Before I had already uploaded my chocolate and red velvet crinkle cookies which are as good as these. But the other day I asked you guys on Instagram if you wanted to see the lemon version of these and you LOVED the idea. Lemon desserts are great, they’re like little bites of sunshine. In this case, the lemon flavour is so delicious and also the texture inside is almost creamy. And how could you ignore that crinkle look on the outside :).

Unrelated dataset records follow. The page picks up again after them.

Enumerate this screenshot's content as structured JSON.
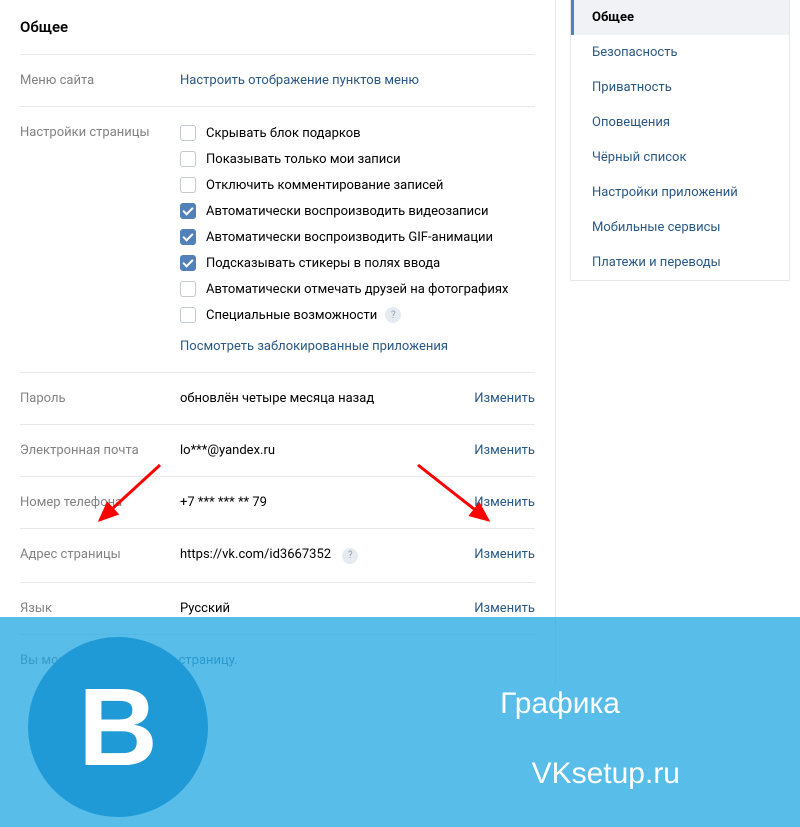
{
  "page_title": "Общее",
  "sidebar": {
    "items": [
      {
        "label": "Общее",
        "active": true
      },
      {
        "label": "Безопасность",
        "active": false
      },
      {
        "label": "Приватность",
        "active": false
      },
      {
        "label": "Оповещения",
        "active": false
      },
      {
        "label": "Чёрный список",
        "active": false
      },
      {
        "label": "Настройки приложений",
        "active": false
      },
      {
        "label": "Мобильные сервисы",
        "active": false
      },
      {
        "label": "Платежи и переводы",
        "active": false
      }
    ]
  },
  "menu_section": {
    "label": "Меню сайта",
    "link": "Настроить отображение пунктов меню"
  },
  "page_settings": {
    "label": "Настройки страницы",
    "checkboxes": [
      {
        "label": "Скрывать блок подарков",
        "checked": false
      },
      {
        "label": "Показывать только мои записи",
        "checked": false
      },
      {
        "label": "Отключить комментирование записей",
        "checked": false
      },
      {
        "label": "Автоматически воспроизводить видеозаписи",
        "checked": true
      },
      {
        "label": "Автоматически воспроизводить GIF-анимации",
        "checked": true
      },
      {
        "label": "Подсказывать стикеры в полях ввода",
        "checked": true
      },
      {
        "label": "Автоматически отмечать друзей на фотографиях",
        "checked": false
      },
      {
        "label": "Специальные возможности",
        "checked": false,
        "help": true
      }
    ],
    "blocked_link": "Посмотреть заблокированные приложения"
  },
  "rows": {
    "password": {
      "label": "Пароль",
      "value": "обновлён четыре месяца назад",
      "action": "Изменить"
    },
    "email": {
      "label": "Электронная почта",
      "value": "lo***@yandex.ru",
      "action": "Изменить"
    },
    "phone": {
      "label": "Номер телефона",
      "value": "+7 *** *** ** 79",
      "action": "Изменить"
    },
    "address": {
      "label": "Адрес страницы",
      "value": "https://vk.com/id3667352",
      "action": "Изменить",
      "help": true
    },
    "language": {
      "label": "Язык",
      "value": "Русский",
      "action": "Изменить"
    }
  },
  "delete": {
    "prefix": "Вы можете ",
    "link": "удалить свою страницу."
  },
  "overlay": {
    "logo_letter": "B",
    "text1": "Графика",
    "text2": "VKsetup.ru"
  },
  "help_glyph": "?"
}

For the lemon crinkle cookies to be creamy on the inside like a gooey brownie, you need to have a close control on the cooking time. The cookies will take 6-10 minutes to be ready. If you cook it too little, they will kind of melt when you try to hold them. And if you overcook them, they will be dry. What I recommend is that you first try with one cookie and adjust the time for the rest based on that one. Be aware that when you take them out of the oven they will still be soft. Give them a couple of minutes before lifting them from the baking tray.
Ingredients
For the cookies
- 50 g sugar
- 100 g all purpose flour
- Zest from 1 lemon
- 1/2 tsp baking powder
- 1/4 tsp salt
- 30 g melted unsalted butter
- 1 egg
- 1 tbsp lemon juice
For the crinkle effect
- 150 g icing sugar
Instructions
For the cookies
- Mix the flour, salt, baking powder and sugar using a whisk.
- Add the rest of the ingredients and mix with a spatula.
- Take the mix to the fridge for an hour so it becomes more solid.
- Make small, one tablespoon balls between your hands.
For the crinkle effect
- Pass the dough balls through the icing sugar and let it form a thick coat around it. Place them on a tray with baking paper with 4 fingers between each other as they tend to spread out.
- Take them to a preheated oven at 180°C/350°F for 6-8min. Test the time with one cookie first so that you get the time for the rest. It's important not to overcook them so they don't go dry.
- Wait a couple of minutes before lifting the cookies off the baking paper because they come out soft still.
2 comments
Tried it but it came out too flat. ☹️ What could have I done wrongly when I followed the recipe to the T?
Hi Sheryl! Was the dough manageable when it came out of the fridge? Maybe it needed to be in there a little longer?